Some years ago, when my kids were small, the parking brake lost traction and our car rolled backwards, hit a tree and went into the ditch. My son was alone inside the car, and he was terrified. And, as the car was rolling and gaining speed, he unbuckled his seatbelt, wrenched the door open, and jumped out onto the gravel driveway.
I remember many things from that day: my fear running out and finding my son sobbing and the car in the ditch, my other son’s deep tantrum and the reason I was back inside the house. And I remember having a clear moment of insight that how we helped our son understand what happened would deeply impact how he would recall this day and how he felt about himself.
I made an intentional choice, after acknowledging his fear, to call upon his courage in remembering the event. I emphasized how brave he was to jump out of a moving vehicle, and that this represented a moment of victory for him. He was afraid, and he moved forward.
There were many ways I could have told the story about what happened in the hours and days after the accident. Years later we could have been talking about the car’s parking brake failure, or my failure to engage the brake fully. Or we could have been talking about my other son, throwing his shoes, and how this was the reason my older son was alone in the car in the first place. But those aren’t the stories that have held the pull of time, and this was very intentional. Courage was the feeling I wanted to cultivate, and my intention was for him to remember that day and the audacious act of jumping.
And it was so. The following year he chose to write a short story for a class assignment about that day, and his victory over circumstances. And just this month, years later, now a teenager, he wrote again about the moment – and how it taught him to stay calm and make decisions with courage.
In the business world, when we seek to influence others – to rally our team around a new initiative, get our colleagues to pay attention to a serious issue, or motivate an employee – we have the opportunity to frame a business story. As leaders we can take the same set of events, and how we talk about those events will influence the way someone will interpret them.
For example, a customer could log a support case, only to post the question in an online community forum, and get it answered. Is this a story about the failure of the support team? The triumph of the community? The success of the support team in handling the hardest to solve issues? The dangers of a product that is increasingly complex? Yes and also No. The events themselves do not make the story. Nor does a narration of what happened make the story.
A story takes place when a business leader pays attention to an event, and recounts it – with emotionally compelling details – in an intentional way. How we frame and tell a story makes a profound difference in how others find meaning in the events we share.
As we prepare for an all-hands meeting, key client conversation, or meeting with our boss – asking ourselves these three questions will help a) decide which story to tell and b) frame how we tell the story.
3 Steps to Frame a Business Story
1. What is the feeling we are trying to surface?

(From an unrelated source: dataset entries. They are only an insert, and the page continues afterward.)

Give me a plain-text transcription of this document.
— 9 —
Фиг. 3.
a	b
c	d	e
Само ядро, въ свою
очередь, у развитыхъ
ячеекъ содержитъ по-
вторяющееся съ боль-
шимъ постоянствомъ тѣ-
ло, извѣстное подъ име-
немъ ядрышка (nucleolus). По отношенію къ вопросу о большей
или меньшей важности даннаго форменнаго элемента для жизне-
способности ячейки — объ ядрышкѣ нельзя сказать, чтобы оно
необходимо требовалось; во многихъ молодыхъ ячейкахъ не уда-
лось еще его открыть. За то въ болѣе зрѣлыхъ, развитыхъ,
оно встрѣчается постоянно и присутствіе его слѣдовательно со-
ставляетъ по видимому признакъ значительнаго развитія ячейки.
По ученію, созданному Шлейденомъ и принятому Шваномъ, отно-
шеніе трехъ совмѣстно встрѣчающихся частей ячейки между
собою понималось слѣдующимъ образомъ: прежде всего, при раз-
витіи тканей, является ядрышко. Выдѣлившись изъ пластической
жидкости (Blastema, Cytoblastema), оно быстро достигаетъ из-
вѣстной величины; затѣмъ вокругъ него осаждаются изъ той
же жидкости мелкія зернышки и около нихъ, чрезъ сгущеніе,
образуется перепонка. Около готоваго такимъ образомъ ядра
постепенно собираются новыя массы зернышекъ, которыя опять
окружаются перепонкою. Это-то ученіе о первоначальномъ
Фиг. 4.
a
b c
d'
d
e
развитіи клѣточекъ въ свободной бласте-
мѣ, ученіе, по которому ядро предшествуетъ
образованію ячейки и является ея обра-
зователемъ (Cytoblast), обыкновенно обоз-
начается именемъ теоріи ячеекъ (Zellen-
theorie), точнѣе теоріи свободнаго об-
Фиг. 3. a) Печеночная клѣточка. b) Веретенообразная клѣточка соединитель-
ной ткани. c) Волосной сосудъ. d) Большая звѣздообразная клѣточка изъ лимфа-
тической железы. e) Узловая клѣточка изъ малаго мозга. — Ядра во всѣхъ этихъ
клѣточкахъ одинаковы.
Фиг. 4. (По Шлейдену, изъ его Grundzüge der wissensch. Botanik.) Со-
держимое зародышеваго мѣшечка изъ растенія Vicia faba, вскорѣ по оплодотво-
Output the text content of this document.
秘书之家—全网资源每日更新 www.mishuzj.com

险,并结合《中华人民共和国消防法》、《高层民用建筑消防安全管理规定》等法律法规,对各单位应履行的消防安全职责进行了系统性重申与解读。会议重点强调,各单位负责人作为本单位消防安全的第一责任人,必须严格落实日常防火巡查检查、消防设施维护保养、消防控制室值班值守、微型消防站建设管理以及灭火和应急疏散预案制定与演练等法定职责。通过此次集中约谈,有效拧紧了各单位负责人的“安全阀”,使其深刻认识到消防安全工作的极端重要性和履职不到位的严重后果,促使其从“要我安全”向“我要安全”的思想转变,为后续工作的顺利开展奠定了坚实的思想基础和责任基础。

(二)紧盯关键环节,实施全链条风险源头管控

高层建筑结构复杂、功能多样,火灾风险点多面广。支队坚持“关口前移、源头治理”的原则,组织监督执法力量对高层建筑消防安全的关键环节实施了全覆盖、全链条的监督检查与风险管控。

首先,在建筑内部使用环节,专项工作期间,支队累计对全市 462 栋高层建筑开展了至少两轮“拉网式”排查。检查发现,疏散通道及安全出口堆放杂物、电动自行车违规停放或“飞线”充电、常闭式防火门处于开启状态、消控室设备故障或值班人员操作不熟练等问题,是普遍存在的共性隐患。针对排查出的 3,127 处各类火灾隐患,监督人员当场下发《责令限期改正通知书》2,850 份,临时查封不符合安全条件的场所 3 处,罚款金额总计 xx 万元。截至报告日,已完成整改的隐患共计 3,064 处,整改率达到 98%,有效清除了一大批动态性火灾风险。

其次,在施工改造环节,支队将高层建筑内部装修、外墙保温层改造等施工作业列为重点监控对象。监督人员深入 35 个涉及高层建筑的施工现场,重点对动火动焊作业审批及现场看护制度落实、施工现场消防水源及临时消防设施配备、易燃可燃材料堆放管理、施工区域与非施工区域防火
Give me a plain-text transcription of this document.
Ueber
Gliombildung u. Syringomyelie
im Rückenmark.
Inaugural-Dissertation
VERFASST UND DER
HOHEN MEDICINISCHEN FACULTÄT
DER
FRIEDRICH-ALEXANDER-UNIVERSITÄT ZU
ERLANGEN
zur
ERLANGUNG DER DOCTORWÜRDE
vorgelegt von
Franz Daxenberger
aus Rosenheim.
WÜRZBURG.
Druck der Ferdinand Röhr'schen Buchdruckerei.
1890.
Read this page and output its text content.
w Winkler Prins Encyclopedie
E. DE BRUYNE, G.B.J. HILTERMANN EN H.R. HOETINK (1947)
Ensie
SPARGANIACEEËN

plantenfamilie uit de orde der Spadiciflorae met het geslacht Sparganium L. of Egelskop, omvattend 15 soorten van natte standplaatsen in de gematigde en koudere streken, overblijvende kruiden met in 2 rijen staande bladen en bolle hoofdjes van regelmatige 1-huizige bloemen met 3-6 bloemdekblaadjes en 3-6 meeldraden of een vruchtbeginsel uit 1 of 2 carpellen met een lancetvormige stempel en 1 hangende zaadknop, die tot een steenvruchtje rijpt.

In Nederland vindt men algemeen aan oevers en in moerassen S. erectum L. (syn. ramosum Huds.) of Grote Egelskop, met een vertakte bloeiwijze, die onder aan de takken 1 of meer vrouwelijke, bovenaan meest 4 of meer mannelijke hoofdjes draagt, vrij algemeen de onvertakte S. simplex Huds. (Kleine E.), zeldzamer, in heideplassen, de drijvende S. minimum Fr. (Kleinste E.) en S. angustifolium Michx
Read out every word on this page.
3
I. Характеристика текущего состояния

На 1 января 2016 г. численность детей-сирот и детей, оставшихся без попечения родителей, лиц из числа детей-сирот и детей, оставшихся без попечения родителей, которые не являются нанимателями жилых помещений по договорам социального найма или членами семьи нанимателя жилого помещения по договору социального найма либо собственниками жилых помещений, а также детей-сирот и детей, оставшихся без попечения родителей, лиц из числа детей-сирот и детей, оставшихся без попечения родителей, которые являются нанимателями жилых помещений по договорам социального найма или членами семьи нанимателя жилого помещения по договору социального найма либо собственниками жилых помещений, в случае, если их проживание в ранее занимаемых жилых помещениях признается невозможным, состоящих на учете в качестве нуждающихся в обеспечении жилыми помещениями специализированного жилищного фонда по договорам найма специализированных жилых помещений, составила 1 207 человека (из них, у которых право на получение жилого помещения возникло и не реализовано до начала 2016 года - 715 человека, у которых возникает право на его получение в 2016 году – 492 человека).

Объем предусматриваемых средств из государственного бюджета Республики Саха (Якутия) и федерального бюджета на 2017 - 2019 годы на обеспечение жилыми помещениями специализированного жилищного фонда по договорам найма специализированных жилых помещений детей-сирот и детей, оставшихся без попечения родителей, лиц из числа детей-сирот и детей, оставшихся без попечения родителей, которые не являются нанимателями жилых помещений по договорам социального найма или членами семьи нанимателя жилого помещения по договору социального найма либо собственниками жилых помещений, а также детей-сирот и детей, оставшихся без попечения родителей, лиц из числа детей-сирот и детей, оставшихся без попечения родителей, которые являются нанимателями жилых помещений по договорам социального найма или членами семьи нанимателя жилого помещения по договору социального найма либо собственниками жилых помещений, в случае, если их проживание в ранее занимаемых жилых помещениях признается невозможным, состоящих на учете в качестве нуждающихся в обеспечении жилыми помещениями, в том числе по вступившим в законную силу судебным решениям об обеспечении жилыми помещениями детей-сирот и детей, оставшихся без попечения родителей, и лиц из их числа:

Hope is something to believe in, but there are many instances where I tell a story to invoke fear and try to dissuade behavior. When I’m trying to encourage team members to backup the data before doing a customization, I’ll tell about the time we deleted 20k address records and relied on our backup file. For friends who have teenagers, I’ll remind them of what my friend’s daughter was up to at the same age. For a longer meeting, keynote or all hands, there might be multiple stories – one to invoke the seriousness of the moment, and another to call on the hope and resilience of what the team can accomplish working together.
2. How does this connect with what the listener cares about?
A business story is always about the listener and never about the storyteller. If an executive cares about growth numbers for the quarter, a story about frustrating infrastructure that prevents deals from getting closed by weeks at a time will resonate. For an employee who values belonging above all else at work, a story about how their behavior impacts others and can amplify what others are able to accomplish will resonate. Understanding what the listener cares about is integral to how we frame and choose the stories we tell. If my son didn’t care about courage, the story of him jumping out of the car would have lost is resonance.
3. What’s our intention in telling the story?
Typically when I am telling a business story or vignette I want to move someone – get them to rally around a new idea or project, understand a point of view or take my recommended course of action. They may not move right away, but if I’ve connected with what they care about via my business story, a deeper trust will have been established. But it’s also true that in many cases, I want to influence how someone feels about a situation – or even about themselves. For my son, I told him the story of his courage to understand what he was capable of, and to not let his brain get stuck in the fear cycle of what happened. For team members I manage or executives I coach, I remind them of moments when they handled a situation really well – and in doing so, foster their resilience to handle the next conversation.
I went to a college reunion recently and I can’t remember many of the details of my day to day life back then. But I remember many stories, and I laughed and am still mulling over the stories others told to me over the weekend. In a world of attention deficit, stories are sticky – and well told, can shape not just what we remember but how we remember.